True Professional

Valley City music teacher was finalist for Teacher of the Year

By Kelly Hagen, NDU Director of Communications

For Thomas Kjelland, an instrumental music teacher at Valley City High School, inspiration to teach and to play music came early from a special educator and friend. “My first band teacher was terrific,” Kjelland said. “When I told him I wanted to play the biggest instrument in the band, he was very supportive. A scrawny, little fifth-grader who could hardly hold a sousaphone did not seem a likely fit, but Mr. Peterson encouraged me, arranged for a special chair that would support the sousaphone and gave me as much help as I need.”

Thomas Kjelland, instrumental music teacher at Valley City High School

Now, Mr. Kjelland plays that same role in the lives of the students who he teaches and supports. “I believe my greatest contributions are giving the students the knowledge and skills to be able to enjoy an activity long after their athletic days are over,” he said. “I tell the students they have a special talent. Most people can sing any time, but to be able to play an instrument is a special talent they have honed, and even if they do not use it all the time, it is a skill that is always with them.”

Kjelland grew up in his home community of Valley City. He graduated from Valley City High School, and received his Bachelor of Science degree, with a composite major in instrumental and vocal music, from Valley City State University. “I have lived in this community my entire life,” he said, “so I know the area and residents really well.”
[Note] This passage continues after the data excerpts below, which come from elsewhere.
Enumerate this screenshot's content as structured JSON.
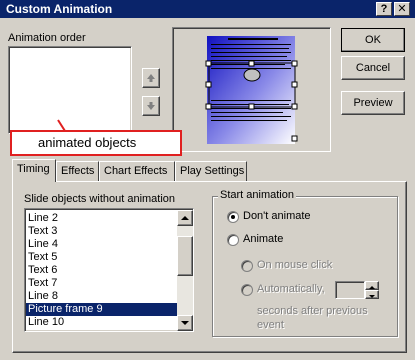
{
  "window": {
    "title": "Custom Animation",
    "help_glyph": "?",
    "close_glyph": "✕"
  },
  "animation_order": {
    "label": "Animation order"
  },
  "buttons": {
    "ok": "OK",
    "cancel": "Cancel",
    "preview": "Preview"
  },
  "callout": {
    "text": "animated objects"
  },
  "tabs": [
    {
      "label": "Timing",
      "active": true
    },
    {
      "label": "Effects"
    },
    {
      "label": "Chart Effects"
    },
    {
      "label": "Play Settings"
    }
  ],
  "timing": {
    "list_label": "Slide objects without animation",
    "items": [
      "Line 2",
      "Text 3",
      "Line 4",
      "Text 5",
      "Text 6",
      "Text 7",
      "Line 8",
      "Picture frame 9",
      "Line 10"
    ],
    "selected_index": 7,
    "start_group": {
      "title": "Start animation",
      "dont_animate": "Don't animate",
      "animate": "Animate",
      "on_mouse_click": "On mouse click",
      "automatically": "Automatically,",
      "seconds_after": "seconds after previous",
      "event": "event"
    }
  },
  "colors": {
    "titlebar": "#0a246a",
    "face": "#d4d0c8",
    "callout_border": "#e02020"
  }
}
As an educator in his community, Kjelland feels it is his responsibility to act as a professional and set the right kind of example for those around him. “That is what teachers are — professionals,” he said, “as they have been trained professionally to work with young people in a special way. Teachers should carry themselves with dignity in the classroom and in the community. I have told my son, who teaches in Oakes, that no matter where you are or what you are doing, you are still a teacher in the eyes of the students, parents and community, so make sure you act accordingly.”

“I believe my greatest contributions are giving the students the knowledge and skills to be able to enjoy an activity long after their athletic days are over.” — Thomas Kjelland, North Dakota Teacher of the Year finalist

He considers it a great honor to have been named the 2015–16 Valley City Public Schools Teacher of the Year, and a finalist for North Dakota Teacher of the Year, but he freely shares these accolades with his fellow educators in Valley City. “It’s very exciting,” Kjelland said. “It means I’m representing a fabulous staff. It reflects what we do in this school and I was lucky enough to get chosen.”

Kjelland has been a member of Valley City Education Association since he began his stint as Valley City High School Instrumental Director in 2005. Being part of his local association has helped him to feel more assured as a professional educator. “It means I’ve got backing in the classroom, if I need it,” he said. “It keeps you up on trends. The information you get from membership is fabulous. It’s just the security of getting new information and having help if you need it.”

Kjelland is most thankful for the personal support that teaching has brought into his own life. “Teaching keeps you young, first of all,” he said. “Working with kids is amazing. I get kids for seven years, so I get to watch them from little kids to young adults, and how they grow. That I can be a part of that is just great.”